It’s no longer an aberration for artists to collaborate in the cloud, given the ease with which most of the world accesses high-speed internet. And A Sunny Day In Glasgow—collectively based in Philadelphia, Brooklyn and Sydney, Australia—creates the sort of impressionistic guitar pop that feels ripe for working in the ether. But that doesn’t mean the process of writing fine new album Sea When Absent (Lefse) across three cities and two hemispheres was ideal. In fact, the method was so present that it became a centerpiece of its narrative. The band will be guest editing magnetmagazine.com all week. Read our new feature on the band.
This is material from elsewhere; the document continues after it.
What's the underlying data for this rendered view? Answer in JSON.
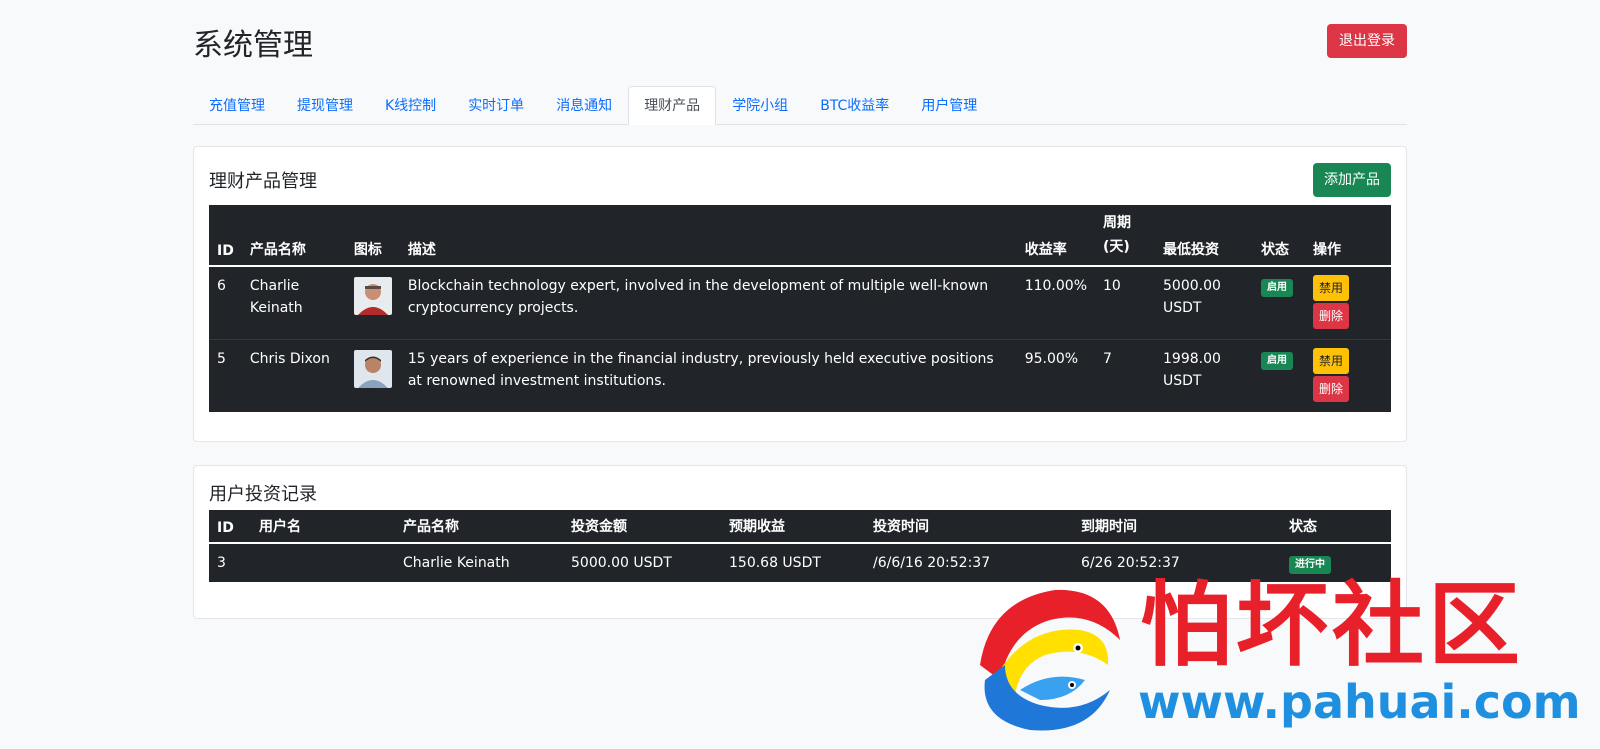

Jen Goma Ryan: The podcast U Talkin’ U2 To Me? features Scott Auckerman of Comedy Bang Bang fame and Adam Scott, who is proud of his work with the TV show Parks And Recreation. While both hosts are U2 fans, Adam outs himself early and often as a true mega-fan. It’s this very quality that makes him the lifeblood, the beating heart, if you will, of the show. The yang to Adam’s yin, Scott’s seasoned podcast experience and cooler veneer make him an excellent host, apt at pushing them forward. That is to say, Scott may be driving the ship, but Adam is the precious cargo. There are however, some iTunes reviewers who have responded less positively to the podcast.
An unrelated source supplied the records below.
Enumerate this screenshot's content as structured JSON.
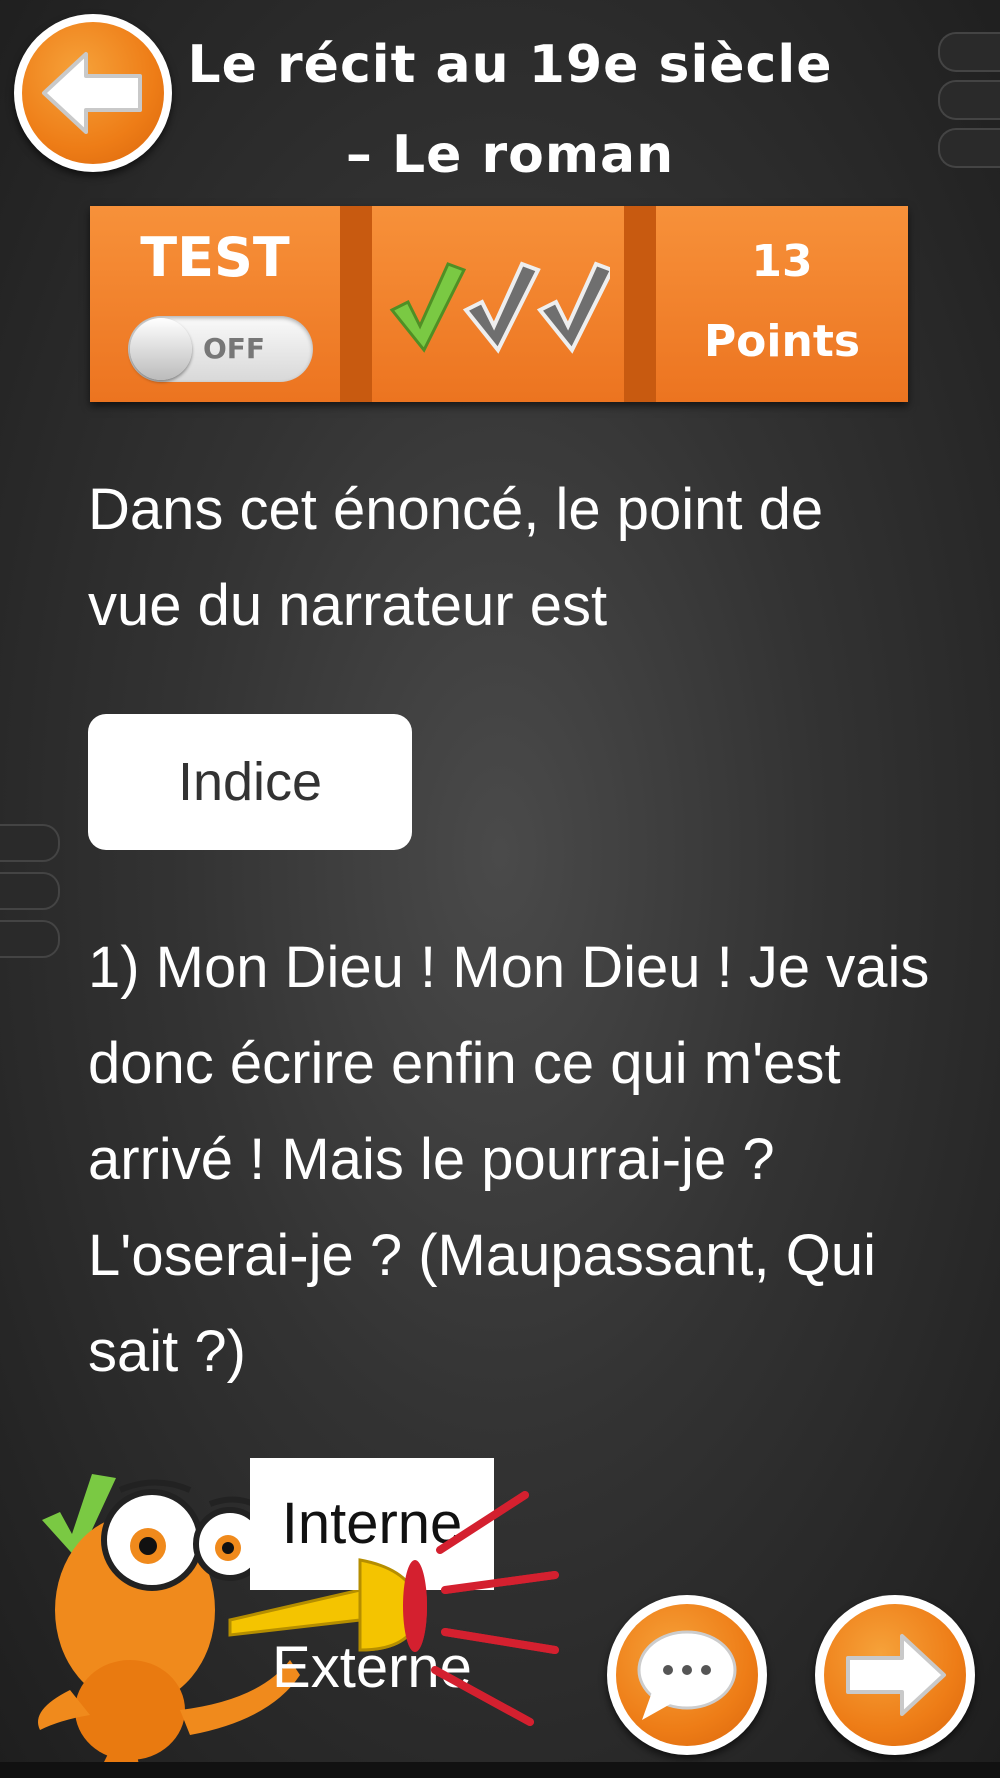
{
  "header": {
    "title_line1": "Le récit au 19e siècle",
    "title_line2": "– Le roman",
    "back_icon": "arrow-left-icon"
  },
  "status": {
    "test_label": "TEST",
    "toggle_state": "OFF",
    "checks": [
      {
        "state": "correct",
        "color": "#7ac943"
      },
      {
        "state": "pending",
        "color": "#6f6f6f"
      },
      {
        "state": "pending",
        "color": "#6f6f6f"
      }
    ],
    "points_value": "13",
    "points_label": "Points"
  },
  "question": {
    "prompt": "Dans cet énoncé, le point de vue du narrateur est",
    "hint_label": "Indice",
    "passage": "1) Mon Dieu ! Mon Dieu ! Je vais donc écrire enfin ce qui m'est arrivé ! Mais le pourrai-je ? L'oserai-je ? (Maupassant, Qui sait ?)"
  },
  "answers": [
    {
      "label": "Interne",
      "selected": true
    },
    {
      "label": "Externe",
      "selected": false
    }
  ],
  "footer": {
    "chat_icon": "speech-bubble-icon",
    "next_icon": "arrow-right-icon"
  },
  "colors": {
    "accent": "#ee7d17",
    "background": "#333333"
  }
}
Listen guys, the reason for the season is U2, but it’s not the only reason we like this podcast. We celebrate the diverse minds of these two men. Whether it’s films or fuckstyle, they will thoroughly discuss stuff together, which is all they promised and all we really wanted.
The podcast has a strong satirical edge (not surprising coming Mr. Auckerman, a writer who cut his teeth with legendary sketch program Mr. Show), and functions as a meta-commentary on the sometimes meandering, referential, navel gazing and bloated nature of the podcast medium. A recent episode was a audio commentary of their very first episode. They talk over themselves the entire episode, ostensibly to provide illuminating facts and trivia, but in actuality, parodying the often self-congratulatory nature of audio commentary to disposable culture.
And we’re gonna miss it when the podcast ends, which will happen after they review the newest U2 album that has been expected to drop for more than a year now.